Archive of UserLand's first discussion group, started October 5, 1998.

Open Blueprint Companies

Author:Joel Spolsky
Posted:8/30/2000; 6:36:41 AM
Topic:Open Blueprint Companies
Msg #:20531
Prev/Next:20530 / 20532

I've begun to notice a variation on Open Source, where people share code, which I'm going to call Open Blueprint, where people share plans and ideas for creating companies.

Here's an example. Many of you know that I'm starting a new company.

Fog Creek will be financed by doing custom software development for a fee, instead of using venture capital. I got this idea by reading Philip Greenspun, who has a whole blueprint for creating a company like his on the web.

I use a weblog to create a personal, human interface between my company and the rest of the world. We all know who is the inventor of this model, but looking at other people doing it like Dan Bricklin and Phil Greenspun inspired me.

Yesterday, I was trying to figure out how to make a fair compensation scheme for our programmers. I wrote up some ideas and posted them. Within hours, the responses started flooding in. In fact I got about 60 emails on that one topic within 24 hours: from my readers, from my sister, and from my business partners.

One alert reader (thanks!) pointed out that Construx has a ladder much like my own. Interesting! Construx is founded by Steve McConnell, who obviously copied the ladder from Microsoft, where I was trying to copy it from in the first place. Another reader recommended a book about how companies set compensation, which I devoured in one sitting.

By the end of the day, I was soaked. But this time I could rewrite the compensation policy from scratch based on everything I had learned.

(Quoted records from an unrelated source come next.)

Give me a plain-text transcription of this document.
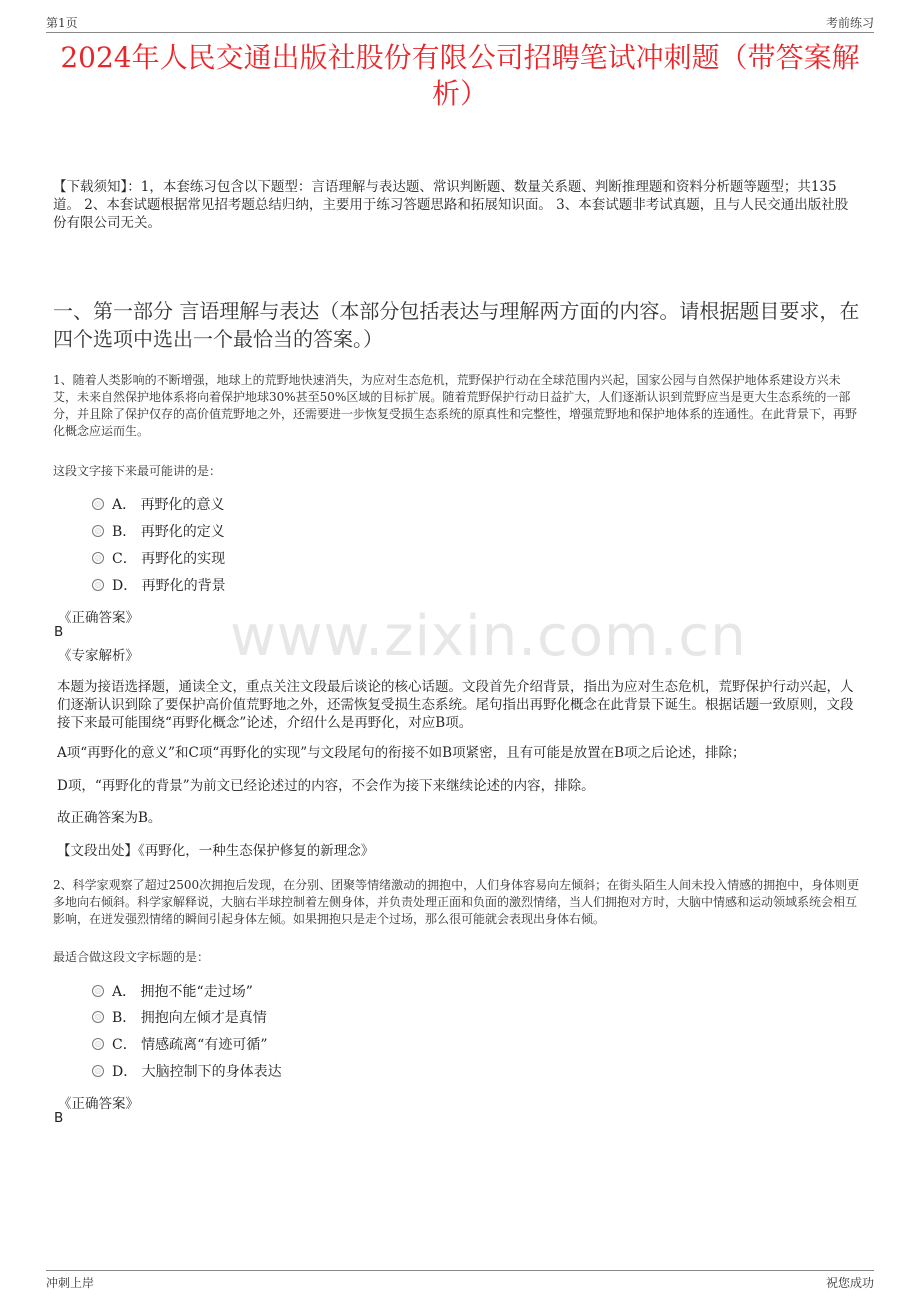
第1页	考前练习
2024年人民交通出版社股份有限公司招聘笔试冲刺题（带答案解析）
【下载须知】：1，本套练习包含以下题型：言语理解与表达题、常识判断题、数量关系题、判断推理题和资料分析题等题型；共135道。 2、本套试题根据常见招考题总结归纳，主要用于练习答题思路和拓展知识面。 3、本套试题非考试真题，且与人民交通出版社股份有限公司无关。
一、第一部分 言语理解与表达（本部分包括表达与理解两方面的内容。请根据题目要求，在四个选项中选出一个最恰当的答案。）
1、随着人类影响的不断增强，地球上的荒野地快速消失，为应对生态危机，荒野保护行动在全球范围内兴起，国家公园与自然保护地体系建设方兴未艾，未来自然保护地体系将向着保护地球30%甚至50%区域的目标扩展。随着荒野保护行动日益扩大，人们逐渐认识到荒野应当是更大生态系统的一部分，并且除了保护仅存的高价值荒野地之外，还需要进一步恢复受损生态系统的原真性和完整性，增强荒野地和保护地体系的连通性。在此背景下，再野化概念应运而生。
这段文字接下来最可能讲的是：
A． 再野化的意义
B． 再野化的定义
C． 再野化的实现
D． 再野化的背景
《正确答案》
B
《专家解析》
本题为接语选择题，通读全文，重点关注文段最后谈论的核心话题。文段首先介绍背景，指出为应对生态危机，荒野保护行动兴起，人们逐渐认识到除了要保护高价值荒野地之外，还需恢复受损生态系统。尾句指出再野化概念在此背景下诞生。根据话题一致原则，文段接下来最可能围绕“再野化概念”论述，介绍什么是再野化，对应B项。
A项“再野化的意义”和C项“再野化的实现”与文段尾句的衔接不如B项紧密，且有可能是放置在B项之后论述，排除；
D项，“再野化的背景”为前文已经论述过的内容，不会作为接下来继续论述的内容，排除。
故正确答案为B。
【文段出处】《再野化，一种生态保护修复的新理念》
2、科学家观察了超过2500次拥抱后发现，在分别、团聚等情绪激动的拥抱中，人们身体容易向左倾斜；在街头陌生人间未投入情感的拥抱中，身体则更多地向右倾斜。科学家解释说，大脑右半球控制着左侧身体，并负责处理正面和负面的激烈情绪，当人们拥抱对方时，大脑中情感和运动领域系统会相互影响，在迸发强烈情绪的瞬间引起身体左倾。如果拥抱只是走个过场，那么很可能就会表现出身体右倾。
最适合做这段文字标题的是：
A． 拥抱不能“走过场”
B． 拥抱向左倾才是真情
C． 情感疏离“有迹可循”
D． 大脑控制下的身体表达
《正确答案》
B
www.zixin.com.cn
冲刺上岸	祝您成功
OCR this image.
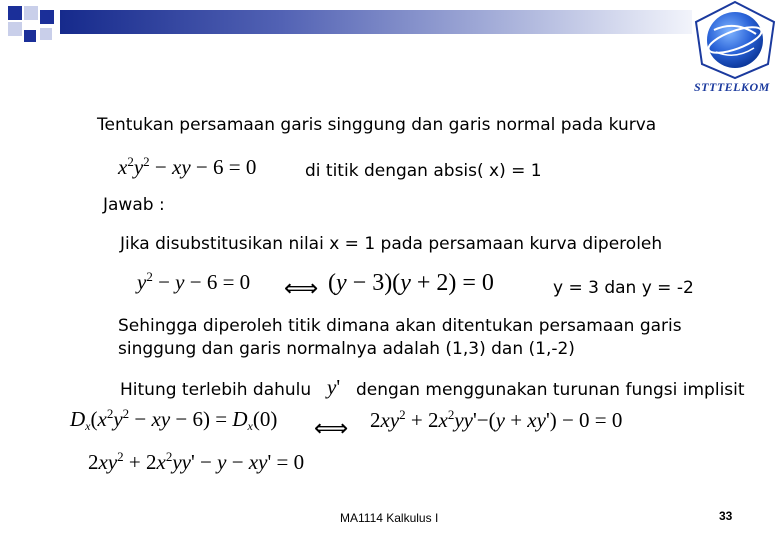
STTTELKOM
Tentukan persamaan garis singgung dan garis normal pada kurva
$x^2y^2$ − xy − 6 = 0	di titik dengan absis( x) = 1
Jawab :
Jika disubstitusikan nilai x = 1 pada persamaan kurva diperoleh
$y^2 - y - 6 = 0$ ⟺ (y − 3)(y + 2) = 0	y = 3 dan y = -2
Sehingga diperoleh titik dimana akan ditentukan persamaan garis
singgung dan garis normalnya adalah (1,3) dan (1,-2)
Hitung terlebih dahulu y' dengan menggunakan turunan fungsi implisit
$D_x(x^2y^2$ − xy − $6) = D_x(0)$ ⟺ $2xy^2 + 2x^2yy'-(y + xy') - 0 = 0$
$2xy^2 + 2x^2yy' - y - xy' = 0$
MA1114 Kalkulus I	33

It's just like the open source process, but it's not code I'm creating: it's a company blueprint. I get patches from all over. I get a few wrong, dumb patches from people who suggest that I should pay everybody what they demand, which I don't add to my blueprint. I get a lot of bug fixes, like the person who gracefully pointed out that I misspelled both Torvalds and Stroustrup. I get a lot of smart discussion about the hard questions, like equality within levels. I apply the patches that are good and ignore the ones that aren't with a polite "thanks for sharing".

Not a lot of companies have their compensation policies on the web. (ArsDigita does). In fact most companies seem to make it a secret; telling other people what your salary is can be a firing offense. That's outrageous. Fog Creek is an Open Blueprint company: the "code" for running our company is up there for anyone to see, copy, enhance, and tweak.

The cycle continues. Just yesterday, I got two emails from people who wrote to say they are using some of my ideas in creating a company. There's no better compliment than Vincent Polite, who writes from the bay area that they're "starting a group out here that could very well be Fog Creek West".